Turns out I wasn't actually a useless mother DS had sepsis and a genetic condition. I understand taking the babies to nursery was far from ideal leaving a mother with no support and constant criticism is not great either. And yes definitely I know I have to get up with him at night he's 17 and hasn't slept a full night in his life.

KnittedCardi · 12/08/2024 08:27

My DM in 1966 had this. She said it was perfect. A week in hospital, even after a normal birth was the norm. Babies looked after during the night so Mums could rest, pottering around during the day. She even had a state provided "mother's help" for a week when she was back home. I was her fourth, so hardly a new Mum as well. Personally I think we have gone from one extreme to another. Having your baby with you 24/7 is not ideal either.

Daisymaybe60 · 12/08/2024 08:27

My babies were born in the 1980s. The maternity ward was well staffed and run by a strict ward sister who would direct the nurses to go round asking mums if they needed help with anything. We were taught how to bath, change and feed our babies, had exercise sessions, only two hours visiting a day with a limited number of visitors per bed, decent meals, hour long afternoon naps with lights off. Nappies and little baby robes provided. For the first two all babies were wheeled into the nursery at bedtime (same time every night and strictly observed, with a bottle of stout for anyone breastfeeding). They were brought to us in the night if we chose this and were BF, otherwise the nurses did the night feeds. By 1986 for my last baby, babies stayed at your bedside if you wanted, but nothing much else had changed. I stayed in for 5 days each time - you had options after the first to go home after 36 hours, 3 days or 5 - and it was a great opportunity to rest up and get to know your baby. We had proper care then, at least in this area, up there with private hospitals now, and I feel so sorry when I hear about the poor postnatal support that so many of you suffer.

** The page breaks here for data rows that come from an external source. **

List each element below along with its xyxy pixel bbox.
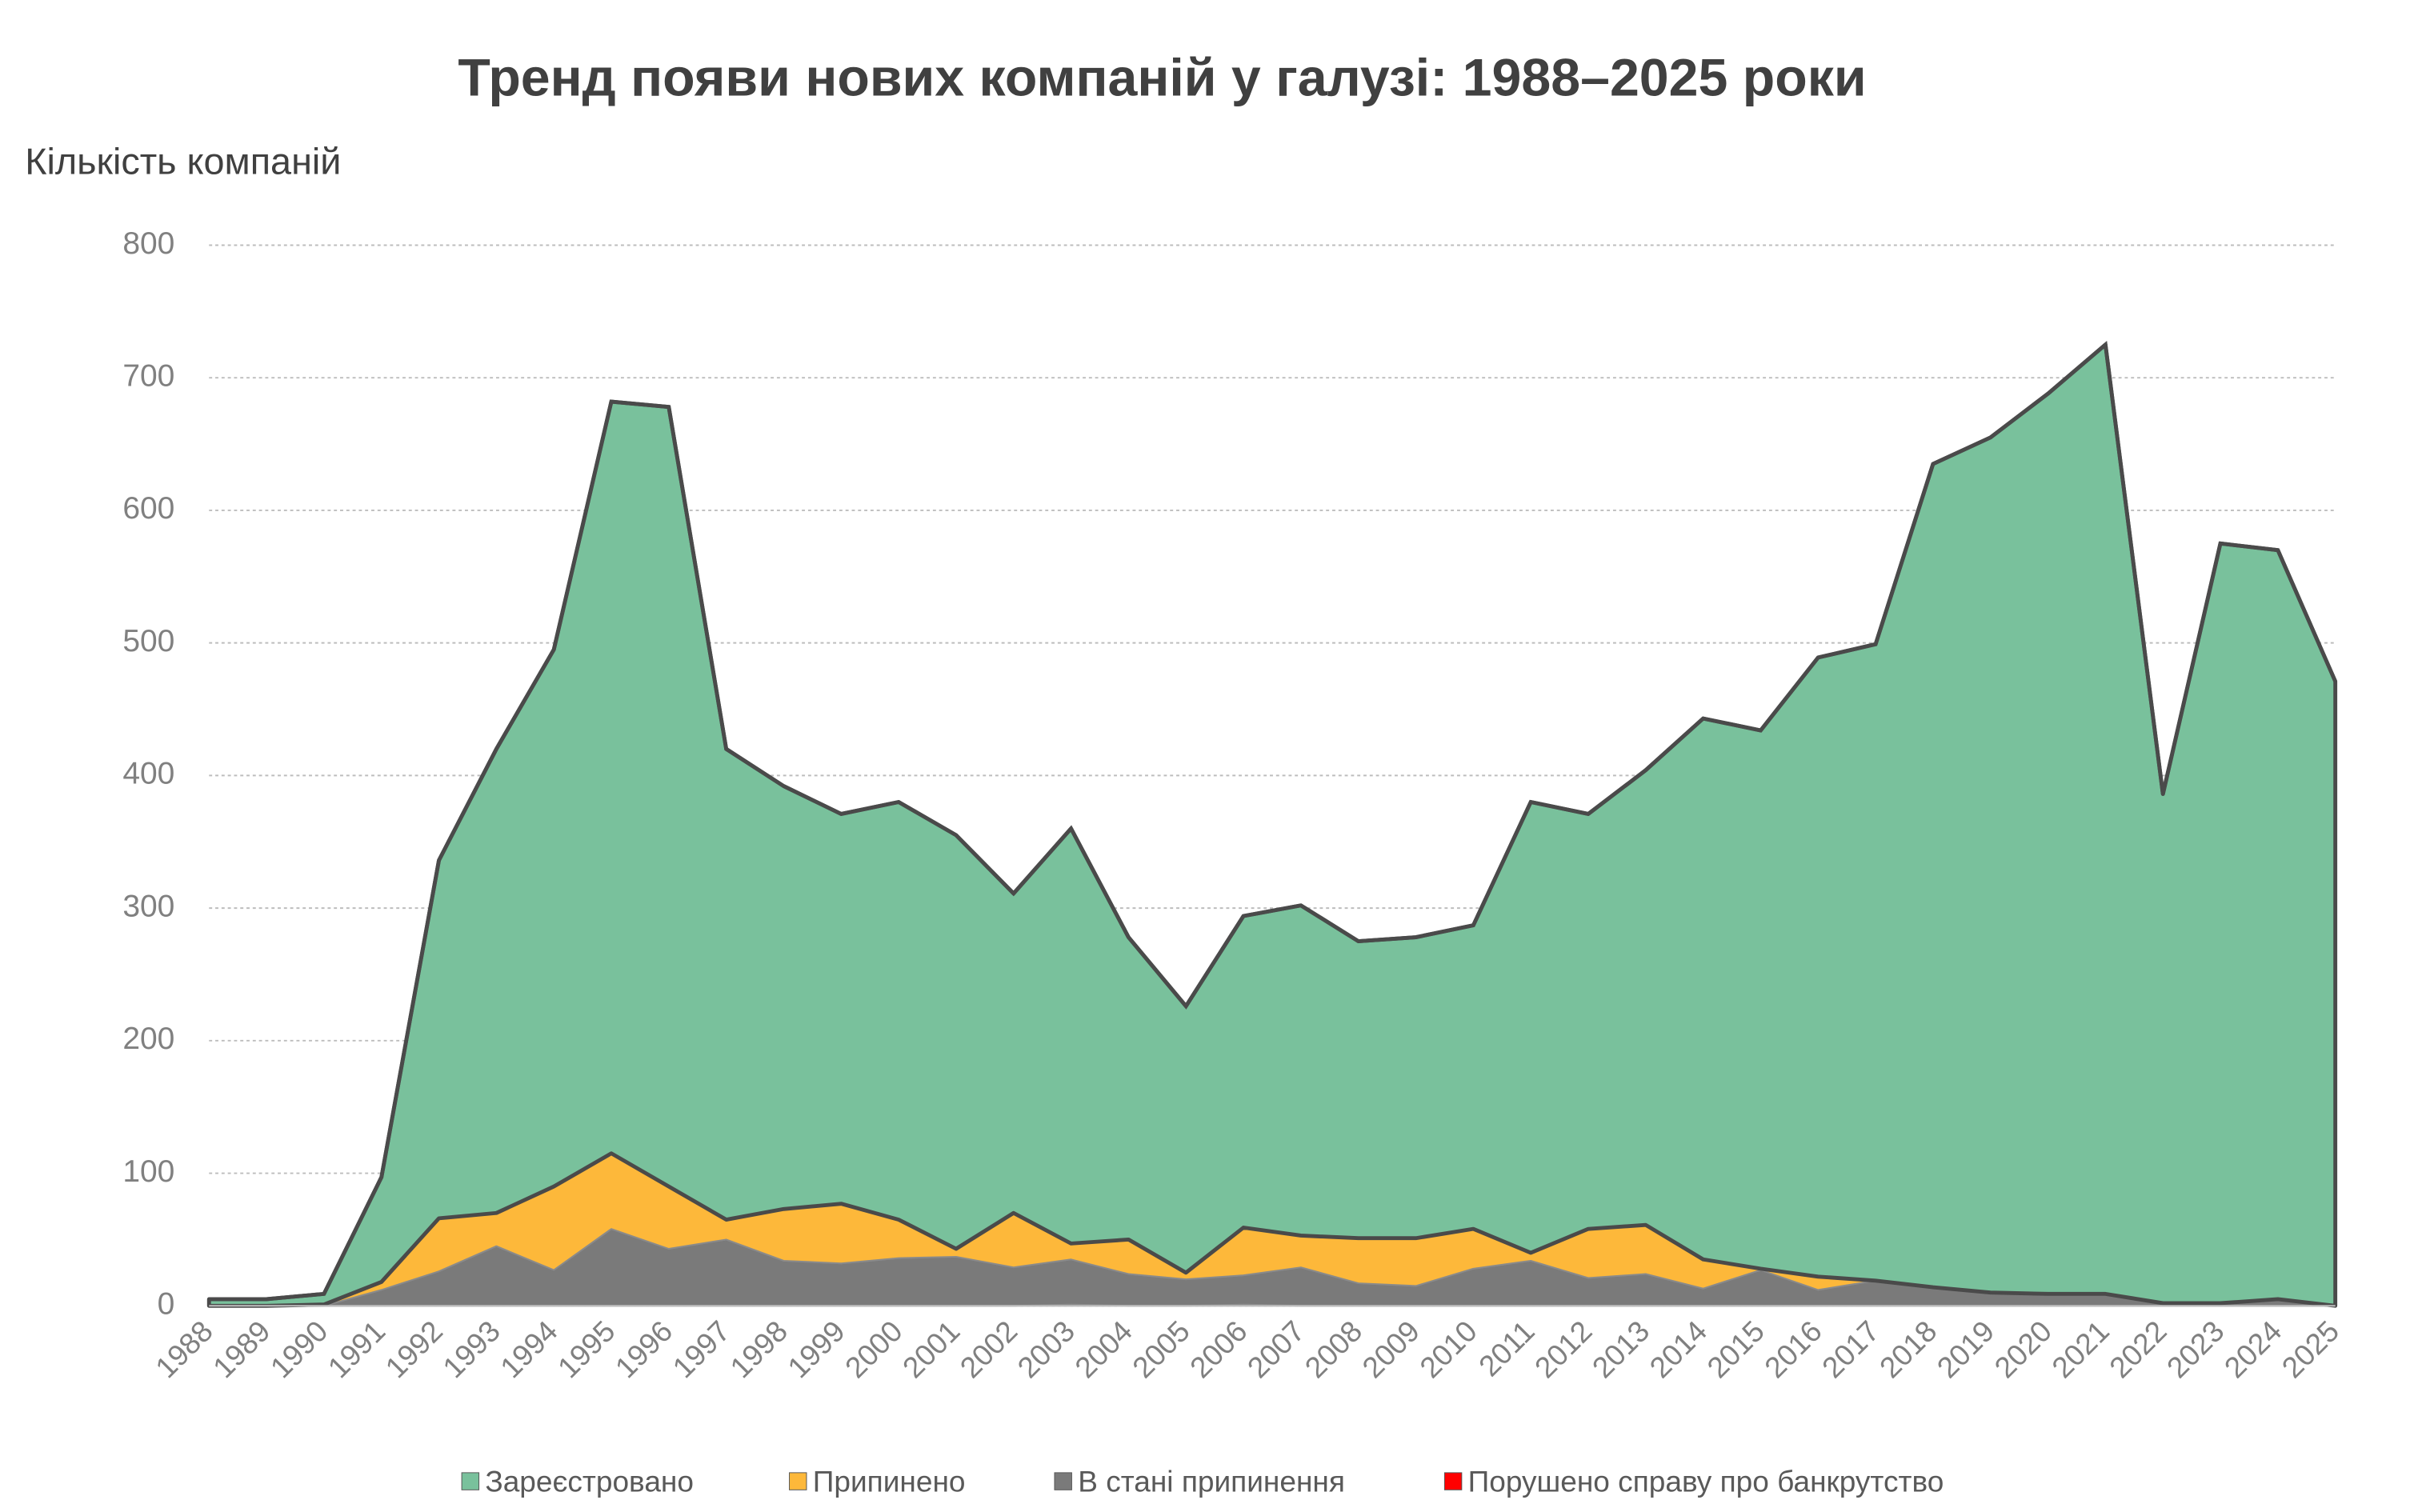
chart-title: Тренд появи нових компаній у галузі: 198… <box>458 48 1866 107</box>
x-tick-label: 1998 <box>723 1314 794 1384</box>
legend-label: Порушено справу про банкрутство <box>1468 1464 1944 1498</box>
x-tick-label: 2006 <box>1183 1314 1254 1384</box>
x-tick-label: 1993 <box>436 1314 506 1384</box>
x-tick-label: 1999 <box>781 1314 851 1384</box>
x-tick-label: 2023 <box>2160 1314 2231 1384</box>
x-tick-label: 1997 <box>666 1314 736 1384</box>
x-tick-label: 2009 <box>1355 1314 1426 1384</box>
x-tick-label: 2020 <box>1988 1314 2058 1384</box>
x-tick-label: 1994 <box>494 1314 564 1384</box>
x-tick-label: 2004 <box>1068 1314 1139 1384</box>
x-tick-label: 2016 <box>1758 1314 1828 1384</box>
x-tick-label: 1992 <box>378 1314 449 1384</box>
x-tick-label: 1989 <box>206 1314 277 1384</box>
x-tick-label: 1990 <box>264 1314 334 1384</box>
area <box>206 342 2338 1308</box>
total-outline <box>209 340 2337 1302</box>
x-tick-label: 2012 <box>1528 1314 1599 1384</box>
x-tick-label: 2007 <box>1240 1314 1311 1384</box>
y-tick-label: 300 <box>122 889 174 923</box>
x-tick-label: 1991 <box>321 1314 391 1384</box>
x-tick-label: 2022 <box>2103 1314 2173 1384</box>
x-tick-label: 2000 <box>839 1314 909 1384</box>
legend-label: Припинено <box>813 1464 966 1498</box>
y-tick-label: 100 <box>122 1154 174 1189</box>
legend-swatch <box>461 1472 480 1490</box>
y-axis-label: Кількість компаній <box>25 140 341 182</box>
y-tick-label: 700 <box>122 359 174 394</box>
legend-label: Зареєстровано <box>485 1464 694 1498</box>
x-tick-label: 2013 <box>1585 1314 1655 1384</box>
x-tick-label: 2021 <box>2045 1314 2116 1384</box>
x-tick-label: 2003 <box>1011 1314 1081 1384</box>
x-tick-label: 1995 <box>551 1314 622 1384</box>
x-tick-label: 2010 <box>1413 1314 1483 1384</box>
x-tick-label: 2024 <box>2217 1314 2288 1384</box>
x-tick-label: 2014 <box>1643 1314 1713 1384</box>
legend-label: В стані припинення <box>1078 1464 1345 1498</box>
x-tick-label: 2015 <box>1700 1314 1771 1384</box>
x-tick-label: 2002 <box>953 1314 1023 1384</box>
x-tick-label: 2025 <box>2275 1314 2345 1384</box>
x-tick-label: 2008 <box>1298 1314 1368 1384</box>
x-tick-label: 2005 <box>1126 1314 1196 1384</box>
y-tick-label: 800 <box>122 226 174 261</box>
x-tick-label: 2001 <box>896 1314 967 1384</box>
x-tick-label: 2018 <box>1873 1314 1944 1384</box>
y-tick-label: 400 <box>122 757 174 791</box>
legend-swatch <box>1054 1472 1072 1490</box>
y-tick-label: 600 <box>122 491 174 526</box>
y-tick-label: 0 <box>158 1287 175 1322</box>
legend-swatch <box>789 1472 807 1490</box>
y-tick-label: 500 <box>122 624 174 658</box>
x-tick-label: 2019 <box>1930 1314 2000 1384</box>
x-tick-label: 1988 <box>149 1314 219 1384</box>
legend-swatch <box>1443 1472 1463 1490</box>
x-tick-label: 2011 <box>1472 1314 1541 1382</box>
y-tick-label: 200 <box>122 1022 174 1056</box>
x-tick-label: 1996 <box>608 1314 679 1384</box>
x-tick-label: 2017 <box>1816 1314 1886 1384</box>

MikeRafone · 12/08/2024 08:27

In 1998 when I ha my second baby - nurseries were still in the hospital for you to allow the midwife to care for the baby

MrsApplepants · 12/08/2024 08:28

We used the night nursery at the Portland in 2009, it was wonderful to have a full nights sleep after giving birth and I have no regrets.

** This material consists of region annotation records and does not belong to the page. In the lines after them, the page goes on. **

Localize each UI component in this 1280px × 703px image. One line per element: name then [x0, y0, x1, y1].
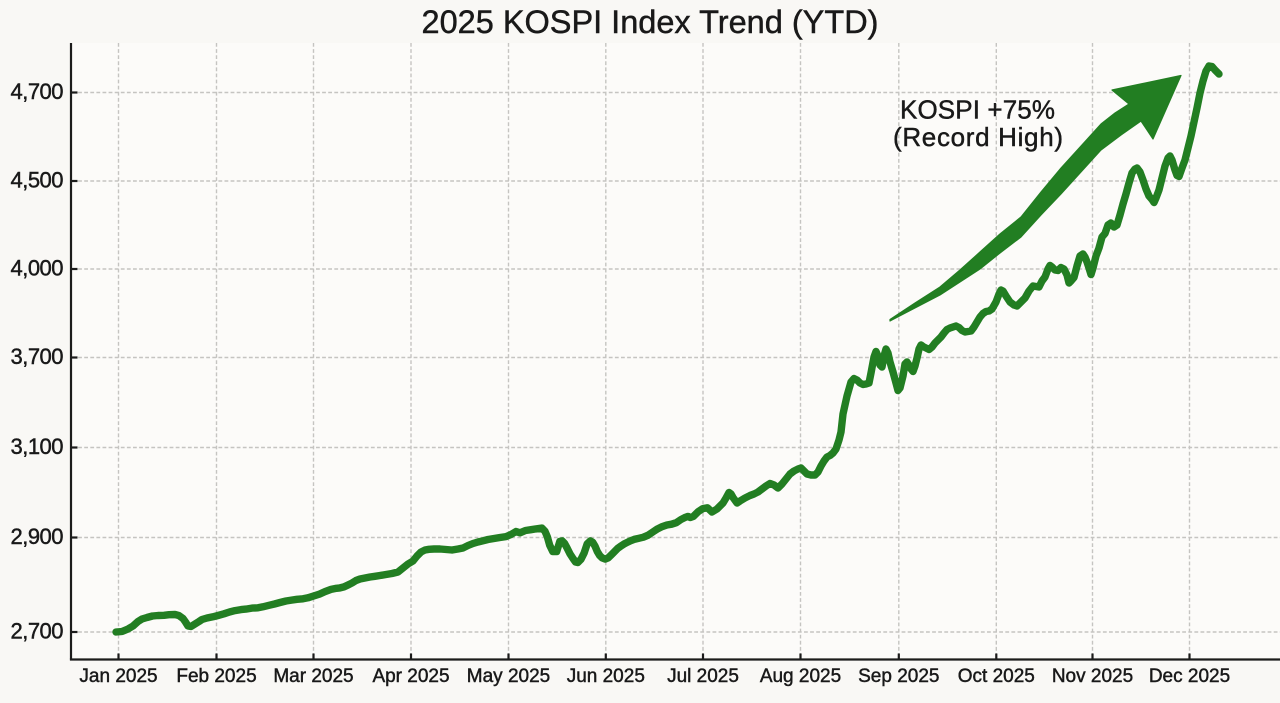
svg-text:4,700: 4,700 — [11, 79, 64, 104]
svg-text:Jan 2025: Jan 2025 — [79, 666, 157, 687]
svg-text:2,900: 2,900 — [11, 524, 64, 549]
svg-text:Feb 2025: Feb 2025 — [176, 666, 256, 687]
svg-text:Aug 2025: Aug 2025 — [760, 666, 841, 687]
svg-text:Jun 2025: Jun 2025 — [567, 666, 645, 687]
svg-text:KOSPI +75%: KOSPI +75% — [900, 95, 1055, 125]
svg-text:(Record High): (Record High) — [893, 122, 1063, 152]
svg-text:May 2025: May 2025 — [467, 666, 550, 687]
svg-text:4,500: 4,500 — [11, 167, 64, 192]
svg-text:3,100: 3,100 — [11, 434, 64, 459]
svg-text:2025 KOSPI Index Trend (YTD): 2025 KOSPI Index Trend (YTD) — [422, 4, 879, 40]
svg-text:3,700: 3,700 — [11, 344, 64, 369]
svg-text:Nov 2025: Nov 2025 — [1052, 666, 1133, 687]
svg-text:Apr 2025: Apr 2025 — [372, 666, 449, 687]
svg-text:Mar 2025: Mar 2025 — [273, 666, 353, 687]
svg-text:Sep 2025: Sep 2025 — [858, 666, 939, 687]
svg-text:2,700: 2,700 — [11, 618, 64, 643]
svg-text:4,000: 4,000 — [11, 255, 64, 280]
svg-text:Dec 2025: Dec 2025 — [1149, 666, 1230, 687]
svg-text:Jul 2025: Jul 2025 — [667, 666, 739, 687]
svg-text:Oct 2025: Oct 2025 — [958, 666, 1035, 687]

OliveTheaBough · 12/08/2024 08:29

I had my first in 1993 - hr was with me, but when he didn’t settle he was taken away to the nursery (possibly the nurse’s station - to let me sleep for a few hours. Never been more grateful in my life.

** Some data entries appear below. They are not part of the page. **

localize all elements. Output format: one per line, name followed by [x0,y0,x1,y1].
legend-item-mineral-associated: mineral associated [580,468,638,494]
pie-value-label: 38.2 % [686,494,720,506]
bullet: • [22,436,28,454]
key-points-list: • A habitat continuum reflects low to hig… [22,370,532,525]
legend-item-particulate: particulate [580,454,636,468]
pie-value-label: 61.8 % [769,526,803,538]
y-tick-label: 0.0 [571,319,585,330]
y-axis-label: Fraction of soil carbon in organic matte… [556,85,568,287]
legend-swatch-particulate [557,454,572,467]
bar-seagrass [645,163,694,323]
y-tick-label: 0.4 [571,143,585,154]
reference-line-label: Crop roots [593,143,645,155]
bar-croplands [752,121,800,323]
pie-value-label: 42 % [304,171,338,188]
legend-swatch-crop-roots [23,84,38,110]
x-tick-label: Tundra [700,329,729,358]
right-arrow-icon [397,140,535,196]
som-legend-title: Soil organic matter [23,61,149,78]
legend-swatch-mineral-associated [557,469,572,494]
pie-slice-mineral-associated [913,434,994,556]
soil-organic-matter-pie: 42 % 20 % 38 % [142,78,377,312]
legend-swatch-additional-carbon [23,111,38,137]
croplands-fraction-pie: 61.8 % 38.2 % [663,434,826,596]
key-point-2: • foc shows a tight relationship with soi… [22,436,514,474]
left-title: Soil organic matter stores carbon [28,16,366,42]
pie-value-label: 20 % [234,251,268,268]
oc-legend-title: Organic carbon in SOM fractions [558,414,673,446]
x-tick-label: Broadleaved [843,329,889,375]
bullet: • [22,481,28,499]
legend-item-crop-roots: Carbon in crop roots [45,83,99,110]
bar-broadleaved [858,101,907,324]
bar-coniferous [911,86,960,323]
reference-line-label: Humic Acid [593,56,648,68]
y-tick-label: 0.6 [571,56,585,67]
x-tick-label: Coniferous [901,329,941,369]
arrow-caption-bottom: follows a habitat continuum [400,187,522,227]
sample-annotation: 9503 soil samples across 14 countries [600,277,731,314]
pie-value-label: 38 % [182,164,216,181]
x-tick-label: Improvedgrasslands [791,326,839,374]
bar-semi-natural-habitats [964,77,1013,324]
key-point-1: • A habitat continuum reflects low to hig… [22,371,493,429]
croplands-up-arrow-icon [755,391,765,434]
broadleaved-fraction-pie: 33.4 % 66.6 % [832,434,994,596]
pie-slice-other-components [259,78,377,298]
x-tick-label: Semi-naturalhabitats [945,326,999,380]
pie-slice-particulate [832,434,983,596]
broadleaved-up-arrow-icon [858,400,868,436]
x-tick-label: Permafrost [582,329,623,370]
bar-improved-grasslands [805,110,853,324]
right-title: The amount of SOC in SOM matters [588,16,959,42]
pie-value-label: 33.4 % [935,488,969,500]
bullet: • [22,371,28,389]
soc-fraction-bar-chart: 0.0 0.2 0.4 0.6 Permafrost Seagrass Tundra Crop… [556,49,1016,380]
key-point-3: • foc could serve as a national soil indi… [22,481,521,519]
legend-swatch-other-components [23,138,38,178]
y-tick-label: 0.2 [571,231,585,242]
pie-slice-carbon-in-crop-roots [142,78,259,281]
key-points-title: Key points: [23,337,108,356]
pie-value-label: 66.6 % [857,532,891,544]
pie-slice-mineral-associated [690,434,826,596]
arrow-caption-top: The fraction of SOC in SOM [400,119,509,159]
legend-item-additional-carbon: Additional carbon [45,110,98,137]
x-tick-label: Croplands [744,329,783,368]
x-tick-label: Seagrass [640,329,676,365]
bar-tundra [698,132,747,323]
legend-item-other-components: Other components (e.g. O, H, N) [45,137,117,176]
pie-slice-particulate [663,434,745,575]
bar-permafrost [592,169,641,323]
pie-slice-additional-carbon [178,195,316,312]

mylittleitalianhome · 12/08/2024 08:30

I know in Italy they still exist, especially in the south, where it’s totally normal to have your baby brought to you when they need feeding. When I had mine in 2022, they took her for the first night (I gave birth at midnight and was far too exhausted to look after a baby) and brought her back in the morning. It was lovely! It’s obligatory to stay in for 3 days too (5 with section) and loads of help available, so just generally a more old fashioned way of doing things.